Published online by Cambridge University Press:  09 December 2020

Philippe R. Dubois*
Affiliation:
Université Laval (philippe.dubois.3@ulaval.ca)
Rights & Permissions [Opens in a new window]

Abstract

Type
Book Review/Recension
Copyright
Copyright © The Author(s), 2020. Published by Cambridge University Press on behalf of the Canadian Political Science Association (l'Association canadienne de science politique) and/et la Société québécoise de science politique

L'association entre politique et « big data » est désormais bien connue du grand public, particulièrement depuis le scandale Cambridge Analytica. Beaucoup s'inquiètent d'ailleurs des conséquences de leur utilisation, alors que d'autres vantent leurs mérites. Dans Big Data electoral. Dis-moi qui tu es, je te dirai pour qui voter, la spécialiste de la politique en ligne Anaïs Theviot (Université catholique de l'Ouest) se penche sur la question en étudiant le rôle des données dans les élections françaises.
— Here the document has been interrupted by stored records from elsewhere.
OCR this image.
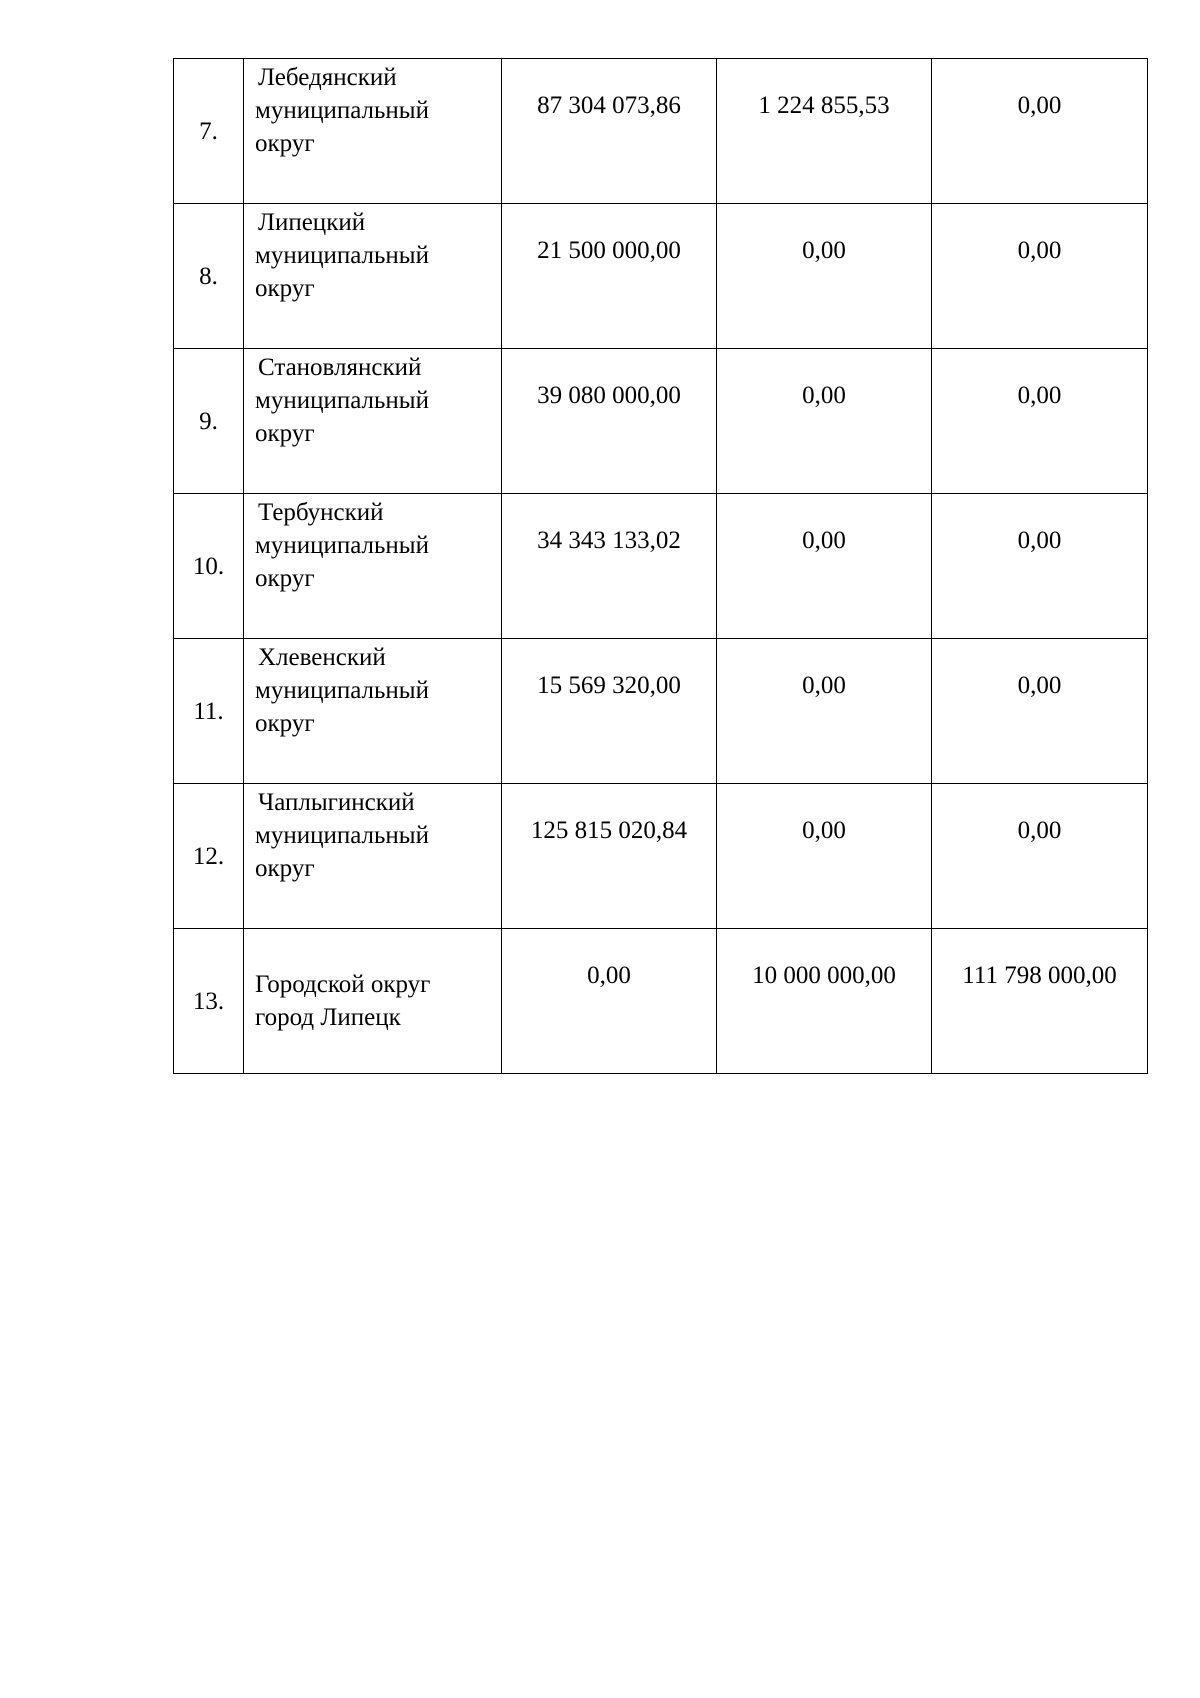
7.	Лебедянский
муниципальный
округ	87 304 073,86	1 224 855,53	0,00
8.	Липецкий
муниципальный
округ	21 500 000,00	0,00	0,00
9.	Становлянский
муниципальный
округ	39 080 000,00	0,00	0,00
10.	Тербунский
муниципальный
округ	34 343 133,02	0,00	0,00
11.	Хлевенский
муниципальный
округ	15 569 320,00	0,00	0,00
12.	Чаплыгинский
муниципальный
округ	125 815 020,84	0,00	0,00
13.	Городской округ
город Липецк	0,00	10 000 000,00	111 798 000,00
Trois objectifs guident l'ouvrage. Premièrement, Theviot propose un tour d'horizon de l'utilisation des données par les principaux partis. Deuxièmement, l'auteure dit vouloir comprendre comment les « travailleurs de la donnée » sont devenus incontournables en politique. Finalement, elle annonce son désir de « déconstruire les fantasmes » quant à l'utilité réelle du « big data » en politique. Ce livre est donc à la fois une entrée en matière sur le sujet et une analyse critique du phénomène.

Sur la plan méthodologique, l'ouvrage mobilise 77 entrevues semi-dirigées réalisées à l'occasion de deux élections présidentielles (2012 et 2017) et d'une primaire de la droite et du centre (2016). Les participants, des « professionnels de la communication numérique », sont affiliés au Parti socialiste, à l'UMP/Les Républicains, et dans une moindre mesure à La République en marche. L'ouvrage traite cependant peu de ce parti. S'ajoutent à cela « une vingtaine » d'entrevues réalisées avec du personnel d'entreprises offrant des services liés aux données politiques, dont Liegy Muller Pons et NationBuilder. Cette mise en relation entre les discours des prestataires de services et celui de leurs clients s'avère particulièrement intéressante.

L'ouvrage est constitué de trois chapitres. Le premier présente un survol descriptif de l'utilisation du Web à des fins électorales en France. À l'aide de plusieurs exemples, Theviot illustre l’évolution tantôt hésitante, tantôt sinueuse des pratiques numériques des grands partis français. L'utilisation de nombreuses captures d’écran est particulièrement appréciée.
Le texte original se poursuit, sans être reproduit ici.